Obama, in a speech presenting a $447 billion job-growth plan last month, said he was seeking to boost housing through proposals such as giving more homeowners access to “interest rates that are now near 4 percent -- a step that can put more than $2,000 a year in a family’s pocket and give a lift to an economy still burdened by the drop in housing prices.”
A better way of putting money in homeowners’ pockets and reducing foreclosures would be for Obama to pressure lenders to lower the principal owed on mortgages, Cisneros said. The administration probably didn’t support that type of plan when Obama took office in January 2009 because banks were weak and the Treasury Department took the lead in dealing with the credit crisis, he said.
‘Running the Response’
“Treasury was running the response and housing was not top of mind -- the banks were,” Cisneros said in the interview. “And there’s a little bit of a conflict when you’re asking the banks to play the role they needed to play on housing, including some principal forgiveness. It was not the right question to raise with the banks when they were trying to hang on by the skin of their teeth.”
Another program the administration should pursue is encouraging investors to buy foreclosed homes en masse to own and manage as rentals, he said.
“Investors can at least take it out of inventory, so it’s not the competition for the private builders,” Cisneros said. “We need to be doing this on a massive scale -- hundreds of thousands, even millions of units.”
Shrinking the Inventory
With a smaller inventory of foreclosed homes, which typically sell at a discount, builders would be more willing to start construction, adding jobs to the economy, Cisneros said.
“Confidence in the housing markets is off,” he said. “Builders dare not start new production because they’re competing with foreclosed stock at 40 percent off.”
As secretary of HUD from 1993 to 1997, Cisneros advocated programs to boost the U.S. homeownership rate, such as encouraging banks to lend more to Latinos and blacks. The ownership rate peaked at 69.2 percent in 2004 and retreated to 65.9 percent as of June 30, the lowest since 1998.
The housing bubble was fueled by a “witch’s brew” of factors, such as easy credit availability and brokers’ peddling of risky mortgages for high commissions, Cisneros said.

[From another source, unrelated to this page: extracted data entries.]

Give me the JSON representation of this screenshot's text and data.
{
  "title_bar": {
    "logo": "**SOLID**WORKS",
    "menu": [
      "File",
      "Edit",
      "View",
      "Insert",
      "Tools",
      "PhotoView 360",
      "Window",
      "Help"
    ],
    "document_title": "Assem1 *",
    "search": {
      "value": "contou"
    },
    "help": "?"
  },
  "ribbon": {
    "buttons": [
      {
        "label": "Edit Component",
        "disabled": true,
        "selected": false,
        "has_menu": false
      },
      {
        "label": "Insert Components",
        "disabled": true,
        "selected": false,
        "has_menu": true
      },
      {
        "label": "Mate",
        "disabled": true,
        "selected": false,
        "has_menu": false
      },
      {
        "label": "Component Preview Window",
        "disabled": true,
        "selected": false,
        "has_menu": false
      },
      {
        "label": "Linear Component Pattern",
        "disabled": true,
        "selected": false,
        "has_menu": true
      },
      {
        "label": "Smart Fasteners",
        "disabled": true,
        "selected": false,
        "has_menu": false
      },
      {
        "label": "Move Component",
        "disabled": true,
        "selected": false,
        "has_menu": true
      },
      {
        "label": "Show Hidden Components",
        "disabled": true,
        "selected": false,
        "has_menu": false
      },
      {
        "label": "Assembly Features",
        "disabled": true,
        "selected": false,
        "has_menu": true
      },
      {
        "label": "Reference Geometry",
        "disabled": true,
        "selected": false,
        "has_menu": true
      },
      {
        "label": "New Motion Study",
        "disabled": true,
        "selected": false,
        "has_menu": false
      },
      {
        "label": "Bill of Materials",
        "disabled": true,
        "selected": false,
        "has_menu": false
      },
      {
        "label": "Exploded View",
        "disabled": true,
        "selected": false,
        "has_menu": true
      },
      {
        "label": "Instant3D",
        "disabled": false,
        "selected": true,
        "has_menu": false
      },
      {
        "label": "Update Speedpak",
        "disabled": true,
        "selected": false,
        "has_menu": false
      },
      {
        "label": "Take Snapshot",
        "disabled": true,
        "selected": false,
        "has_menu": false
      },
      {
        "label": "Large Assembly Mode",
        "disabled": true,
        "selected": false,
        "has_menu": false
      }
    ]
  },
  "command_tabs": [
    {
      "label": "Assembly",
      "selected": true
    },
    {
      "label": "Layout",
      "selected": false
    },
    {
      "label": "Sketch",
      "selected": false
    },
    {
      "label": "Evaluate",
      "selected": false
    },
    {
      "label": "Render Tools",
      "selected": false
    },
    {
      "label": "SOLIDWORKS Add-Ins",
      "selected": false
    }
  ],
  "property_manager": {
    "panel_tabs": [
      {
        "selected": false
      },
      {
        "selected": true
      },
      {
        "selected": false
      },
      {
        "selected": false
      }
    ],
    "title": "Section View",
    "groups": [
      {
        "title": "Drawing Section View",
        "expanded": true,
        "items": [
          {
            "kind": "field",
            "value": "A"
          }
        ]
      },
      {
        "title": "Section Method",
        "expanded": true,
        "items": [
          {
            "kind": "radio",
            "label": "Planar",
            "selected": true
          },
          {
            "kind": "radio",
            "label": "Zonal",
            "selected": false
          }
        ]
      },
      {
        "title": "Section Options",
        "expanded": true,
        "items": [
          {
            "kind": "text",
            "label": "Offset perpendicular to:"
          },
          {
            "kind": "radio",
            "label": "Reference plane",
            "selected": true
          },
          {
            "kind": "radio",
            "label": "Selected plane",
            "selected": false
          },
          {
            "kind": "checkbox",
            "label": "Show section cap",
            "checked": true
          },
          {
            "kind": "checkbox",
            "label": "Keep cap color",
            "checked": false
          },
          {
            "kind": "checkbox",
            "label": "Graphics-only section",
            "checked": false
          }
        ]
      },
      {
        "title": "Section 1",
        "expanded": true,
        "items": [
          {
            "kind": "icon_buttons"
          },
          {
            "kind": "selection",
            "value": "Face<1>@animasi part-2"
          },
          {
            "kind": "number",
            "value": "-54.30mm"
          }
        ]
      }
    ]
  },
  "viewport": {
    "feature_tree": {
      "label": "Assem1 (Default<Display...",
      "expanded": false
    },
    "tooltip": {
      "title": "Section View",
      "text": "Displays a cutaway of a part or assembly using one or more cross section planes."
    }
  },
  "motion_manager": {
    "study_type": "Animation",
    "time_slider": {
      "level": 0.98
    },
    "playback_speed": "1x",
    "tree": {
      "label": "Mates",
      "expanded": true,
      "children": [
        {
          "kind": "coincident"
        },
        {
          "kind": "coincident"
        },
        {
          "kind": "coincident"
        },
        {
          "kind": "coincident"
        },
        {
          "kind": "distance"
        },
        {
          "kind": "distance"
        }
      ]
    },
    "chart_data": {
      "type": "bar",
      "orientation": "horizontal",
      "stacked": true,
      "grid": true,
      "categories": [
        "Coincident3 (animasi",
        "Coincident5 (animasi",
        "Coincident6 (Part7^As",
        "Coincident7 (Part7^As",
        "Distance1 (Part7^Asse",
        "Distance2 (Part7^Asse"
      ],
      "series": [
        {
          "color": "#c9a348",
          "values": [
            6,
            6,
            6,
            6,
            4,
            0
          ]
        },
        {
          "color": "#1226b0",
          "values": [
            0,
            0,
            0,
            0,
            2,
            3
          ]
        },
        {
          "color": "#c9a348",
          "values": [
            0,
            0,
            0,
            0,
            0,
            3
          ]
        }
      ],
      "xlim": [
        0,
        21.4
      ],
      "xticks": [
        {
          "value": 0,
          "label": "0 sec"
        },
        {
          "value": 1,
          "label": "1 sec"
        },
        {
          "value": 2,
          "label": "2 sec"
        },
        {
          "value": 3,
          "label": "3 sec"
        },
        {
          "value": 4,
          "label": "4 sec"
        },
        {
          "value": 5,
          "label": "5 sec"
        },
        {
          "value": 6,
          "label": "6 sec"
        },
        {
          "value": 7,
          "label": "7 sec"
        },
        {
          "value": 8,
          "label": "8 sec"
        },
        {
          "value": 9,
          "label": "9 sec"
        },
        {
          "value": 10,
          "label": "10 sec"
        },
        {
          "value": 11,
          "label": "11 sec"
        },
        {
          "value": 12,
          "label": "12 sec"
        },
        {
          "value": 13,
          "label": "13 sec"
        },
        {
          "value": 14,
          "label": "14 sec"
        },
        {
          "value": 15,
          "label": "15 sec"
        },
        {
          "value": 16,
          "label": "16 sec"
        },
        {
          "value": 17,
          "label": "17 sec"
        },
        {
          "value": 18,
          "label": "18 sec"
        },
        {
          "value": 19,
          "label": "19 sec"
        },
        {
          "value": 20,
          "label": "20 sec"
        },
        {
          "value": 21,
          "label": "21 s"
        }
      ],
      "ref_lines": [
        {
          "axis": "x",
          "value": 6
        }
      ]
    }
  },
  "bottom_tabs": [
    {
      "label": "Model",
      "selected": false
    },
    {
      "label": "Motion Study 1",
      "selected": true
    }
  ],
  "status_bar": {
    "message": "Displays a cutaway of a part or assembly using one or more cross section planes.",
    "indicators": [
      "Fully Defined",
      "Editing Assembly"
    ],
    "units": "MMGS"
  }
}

That doesn’t negate the concept that homeownership is critical to building a healthy middle class, he said.
“A responsible strategy of increasing homeownership is perfectly legitimate,” Cisneros said.
Cisneros was mayor of San Antonio from 1981 to 1989. In 1999, he pleaded guilty to a misdemeanor charge of lying about payments he made to a mistress when he was being vetted as a nominee for HUD secretary.
He is now chairman of CityView, a Los Angeles-based real estate investment firm that since 2003 has developed more than $2 billion in projects, including affordable housing. Yesterday, he hosted a press conference at Branford Village in the Los Angeles suburb of Pacoima, a project CityView helped finance.
Sales have closed on 21 of Branford’s 125 homes, built by Montage Development Inc. of Calabasas, California, at starting prices of $260,000. Most were bought by immigrant, first-time homebuyers, Cisneros said.
“The dream of homeownership is alive, particularly among the newer Americans -- folks that are here with a dream and have the ambition of making it to the middle class and have the understanding that buying a home and investing is a better bet than renting forever,” he said in yesterday’s interview.